Dans cet entretien, Le Pen a déclaré que « l’occupation allemande » en France « n’a pas été particulièrement inhumaine » et qu’« il y aurait beaucoup à dire » sur le massacre d’Oradour-sur-Glane. Il a également soutenu que si les Allemands avaient réellement multiplié les exécutions massives comme souvent rapporté, il n’aurait pas été nécessaire d’avoir des camps de concentration pour les déportés politiques. Il a conclu en plaidant pour l’abrogation des lois antiracistes qu’il qualifiait de « liberticides », affirmant ainsi sa volonté de réexaminer l’histoire de France durant cette période : « ce n’est pas seulement de l’Union européenne et du mondialisme que nous devons délivrer notre pays, c’est aussi des mensonges sur son histoire, mensonges protégés par des mesures d’exception. D’où notre volonté constante d’abroger toutes les lois liberticides Pleven, Gayssot, Lellouche, Perben II », disait-il.
Jean-Marie Le Pen faisait ainsi écho, sans s’y référer explicitement, à certaines pseudo thèses négationnistes défendues par Vincent Reynouard, un militant négationniste connu pour ses positions extrêmes. D’ailleurs, Reynouard avait été exclu de l’Éducation nationale en raison de ses convictions radicales et avait accumulé plusieurs condamnations en France pour contestation de crimes contre l’Humanité. Vincent Reynouard soutenait que les SS avaient emmené les femmes et les enfants dans l’église pour les protéger et affirmait que c’était la Résistance qui aurait causé l’explosion de l’église, une théorie rejetée par les historiens. Reynouard reprenait ainsi des « opinions » émises après la guerre par Otto Weidinger, un officier de la Waffen-SS qui tentait d’innocenter sa division en attribuant la responsabilité du massacre à d’autres acteurs.
Les répercussions juridiques et politiques
Les déclarations de Jean-Marie Le Pen en janvier 2005 ont eu des répercussions juridiques significatives. En 2012, Jean-Marie Le Pen est condamné à trois mois de prison avec sursis et à une amende de 10 000 euros. Cette condamnation s’inscrit dans un contexte plus large de poursuites judiciaires visant ses propos jugés incitatifs à la haine ou négationnistes. Ces déclarations et les condamnations qui en ont découlé ont contribué à établir un « cordon sanitaire » autour de sa personne. De nombreux partis politiques, y compris ceux traditionnellement classés à droite, ont refusé toute alliance avec le Front national en raison de ses positions extrêmes et de ses discours controversés. Ce phénomène a été particulièrement marqué lors des élections, où les autres formations politiques ont cherché à se distancier du FN pour éviter toute association avec l’extrême droite.
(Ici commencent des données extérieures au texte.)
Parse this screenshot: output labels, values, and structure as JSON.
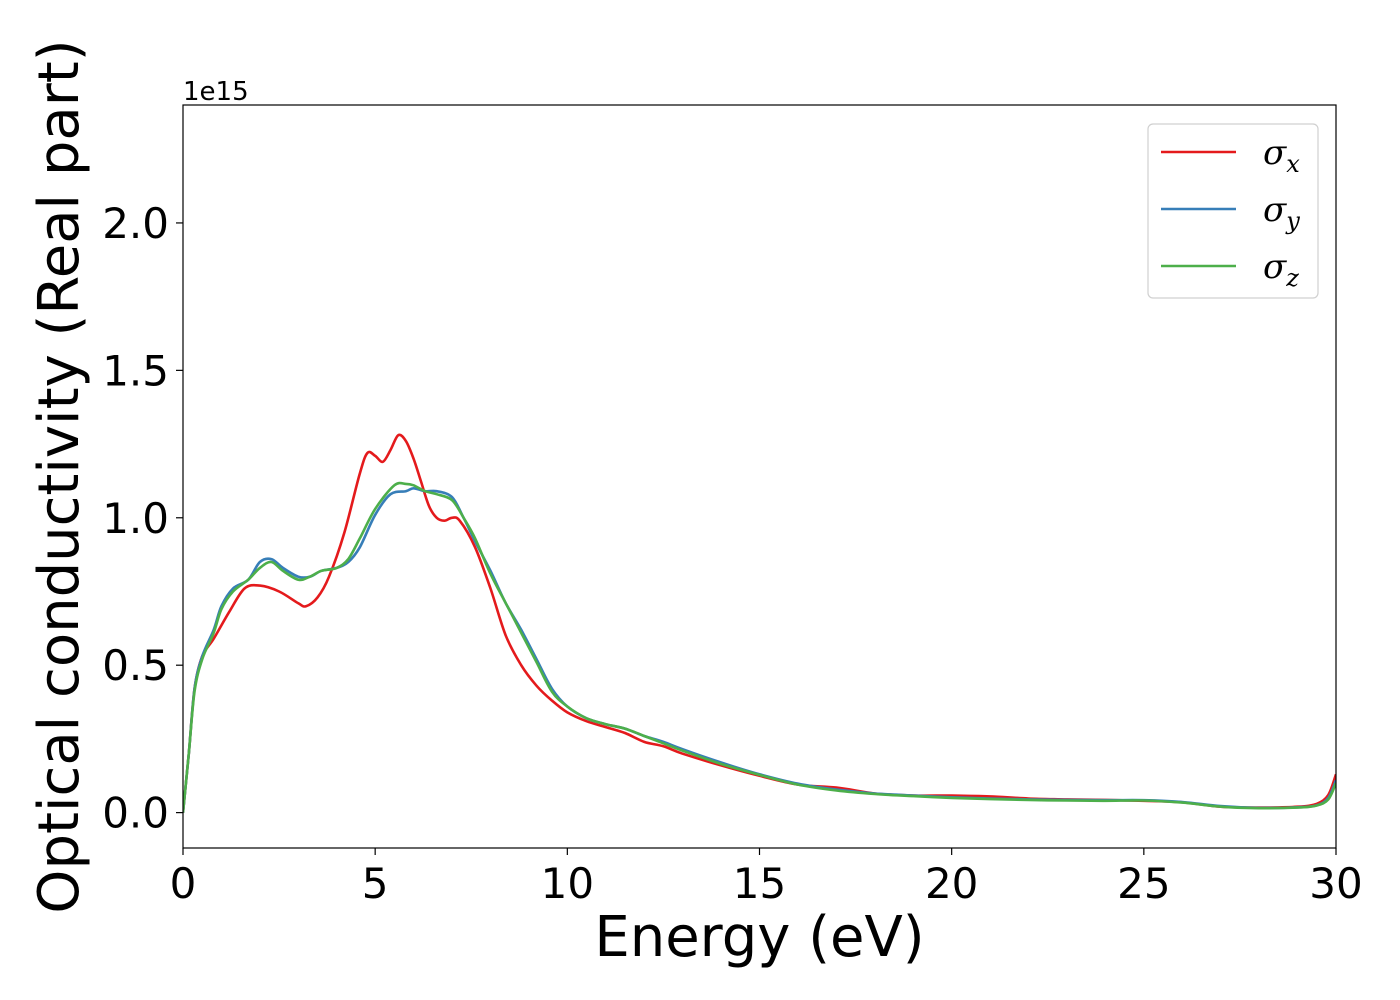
{
  "chart_data": {
    "type": "line",
    "xlabel": "Energy (eV)",
    "ylabel": "Optical conductivity (Real part)",
    "y_offset_label": "1e15",
    "xlim": [
      0,
      30
    ],
    "ylim": [
      -0.12,
      2.4
    ],
    "x_ticks": [
      0,
      5,
      10,
      15,
      20,
      25,
      30
    ],
    "x_tick_labels": [
      "0",
      "5",
      "10",
      "15",
      "20",
      "25",
      "30"
    ],
    "y_ticks": [
      0.0,
      0.5,
      1.0,
      1.5,
      2.0
    ],
    "y_tick_labels": [
      "0.0",
      "0.5",
      "1.0",
      "1.5",
      "2.0"
    ],
    "grid": false,
    "legend_position": "top-right",
    "series": [
      {
        "name": "σx",
        "legend_main": "σ",
        "legend_sub": "x",
        "color": "#e41a1c",
        "x": [
          0,
          0.15,
          0.3,
          0.5,
          0.8,
          1.2,
          1.6,
          2.0,
          2.5,
          3.0,
          3.2,
          3.5,
          3.8,
          4.2,
          4.6,
          4.8,
          5.0,
          5.2,
          5.4,
          5.6,
          5.8,
          6.0,
          6.2,
          6.4,
          6.6,
          6.8,
          7.0,
          7.2,
          7.6,
          8.0,
          8.4,
          8.8,
          9.2,
          9.6,
          10.0,
          10.5,
          11.0,
          11.5,
          12.0,
          12.5,
          13.0,
          14.0,
          15.0,
          16.0,
          17.0,
          18.0,
          19.0,
          20.0,
          21.0,
          22.0,
          23.0,
          24.0,
          25.0,
          26.0,
          27.0,
          28.0,
          29.0,
          29.5,
          29.8,
          30.0
        ],
        "y": [
          0.0,
          0.2,
          0.42,
          0.53,
          0.59,
          0.68,
          0.76,
          0.77,
          0.75,
          0.71,
          0.7,
          0.73,
          0.8,
          0.95,
          1.15,
          1.22,
          1.21,
          1.19,
          1.23,
          1.28,
          1.26,
          1.2,
          1.12,
          1.04,
          1.0,
          0.99,
          1.0,
          0.99,
          0.9,
          0.76,
          0.6,
          0.5,
          0.43,
          0.38,
          0.34,
          0.31,
          0.29,
          0.27,
          0.24,
          0.225,
          0.2,
          0.16,
          0.125,
          0.095,
          0.085,
          0.065,
          0.058,
          0.058,
          0.055,
          0.048,
          0.045,
          0.043,
          0.04,
          0.035,
          0.02,
          0.017,
          0.02,
          0.03,
          0.06,
          0.13
        ]
      },
      {
        "name": "σy",
        "legend_main": "σ",
        "legend_sub": "y",
        "color": "#377eb8",
        "x": [
          0,
          0.15,
          0.3,
          0.5,
          0.8,
          1.0,
          1.3,
          1.7,
          2.0,
          2.3,
          2.6,
          3.0,
          3.3,
          3.6,
          4.0,
          4.3,
          4.6,
          5.0,
          5.4,
          5.8,
          6.0,
          6.3,
          6.6,
          7.0,
          7.3,
          7.6,
          8.0,
          8.4,
          8.8,
          9.2,
          9.6,
          10.0,
          10.5,
          11.0,
          11.5,
          12.0,
          12.5,
          13.0,
          14.0,
          15.0,
          16.0,
          17.0,
          18.0,
          19.0,
          20.0,
          21.0,
          22.0,
          23.0,
          24.0,
          25.0,
          26.0,
          27.0,
          28.0,
          29.0,
          29.5,
          29.8,
          30.0
        ],
        "y": [
          0.0,
          0.2,
          0.42,
          0.53,
          0.62,
          0.7,
          0.76,
          0.79,
          0.85,
          0.86,
          0.83,
          0.8,
          0.8,
          0.82,
          0.83,
          0.85,
          0.9,
          1.01,
          1.08,
          1.09,
          1.1,
          1.09,
          1.09,
          1.07,
          1.0,
          0.92,
          0.82,
          0.71,
          0.62,
          0.52,
          0.42,
          0.36,
          0.32,
          0.3,
          0.285,
          0.26,
          0.24,
          0.215,
          0.17,
          0.13,
          0.098,
          0.078,
          0.065,
          0.058,
          0.052,
          0.048,
          0.045,
          0.043,
          0.042,
          0.042,
          0.036,
          0.022,
          0.016,
          0.018,
          0.025,
          0.05,
          0.11
        ]
      },
      {
        "name": "σz",
        "legend_main": "σ",
        "legend_sub": "z",
        "color": "#4daf4a",
        "x": [
          0,
          0.15,
          0.3,
          0.5,
          0.8,
          1.0,
          1.3,
          1.7,
          2.0,
          2.3,
          2.6,
          3.0,
          3.3,
          3.6,
          4.0,
          4.3,
          4.6,
          5.0,
          5.5,
          5.8,
          6.0,
          6.3,
          6.6,
          7.0,
          7.3,
          7.6,
          8.0,
          8.4,
          8.8,
          9.2,
          9.6,
          10.0,
          10.5,
          11.0,
          11.5,
          12.0,
          12.5,
          13.0,
          14.0,
          15.0,
          16.0,
          17.0,
          18.0,
          19.0,
          20.0,
          21.0,
          22.0,
          23.0,
          24.0,
          25.0,
          26.0,
          27.0,
          28.0,
          29.0,
          29.5,
          29.8,
          30.0
        ],
        "y": [
          0.0,
          0.2,
          0.41,
          0.52,
          0.61,
          0.69,
          0.75,
          0.79,
          0.83,
          0.85,
          0.82,
          0.79,
          0.8,
          0.82,
          0.83,
          0.86,
          0.93,
          1.03,
          1.11,
          1.115,
          1.11,
          1.09,
          1.08,
          1.06,
          1.0,
          0.93,
          0.81,
          0.71,
          0.61,
          0.51,
          0.41,
          0.36,
          0.32,
          0.3,
          0.285,
          0.26,
          0.235,
          0.21,
          0.165,
          0.128,
          0.095,
          0.075,
          0.063,
          0.056,
          0.05,
          0.046,
          0.043,
          0.041,
          0.04,
          0.041,
          0.034,
          0.02,
          0.015,
          0.017,
          0.024,
          0.045,
          0.1
        ]
      }
    ]
  }
}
Cependant, malgré ces obstacles, Jean-Marie Le Pen a su établir le Front national comme une force politique incontournable. Son ascension culmina en 2002, lorsqu’il atteignit le second tour de l’élection présidentielle, un moment qui marque un tournant dans l’histoire politique française et révèle la capacité de l’extrême droite à mobiliser un électorat significatif. Mais, ce succès électoral a mis en lumière les préoccupations croissantes d’une partie de la population face à des enjeux tels que l’immigration, l’insécurité et la mondialisation. Ces thèmes ont été habilement exploités par Jean-Marie Le Pen et ils sont devenus au fil du temps la pierre angulaire de l’idéologie du FN. Mais cela, c’est une autre histoire…
Marc KNOBEL est historien. Ancien membre du conseil scientifique de la Délégation interministérielle à la lutte contre le racisme, l’antisémitisme et la haine anti-LGBTQ (DILCRAH). Il est notamment l’auteur de « Cyberhaine. Propagande, antisémitisme sur Internet » (Hermann, 238 p., 24 €).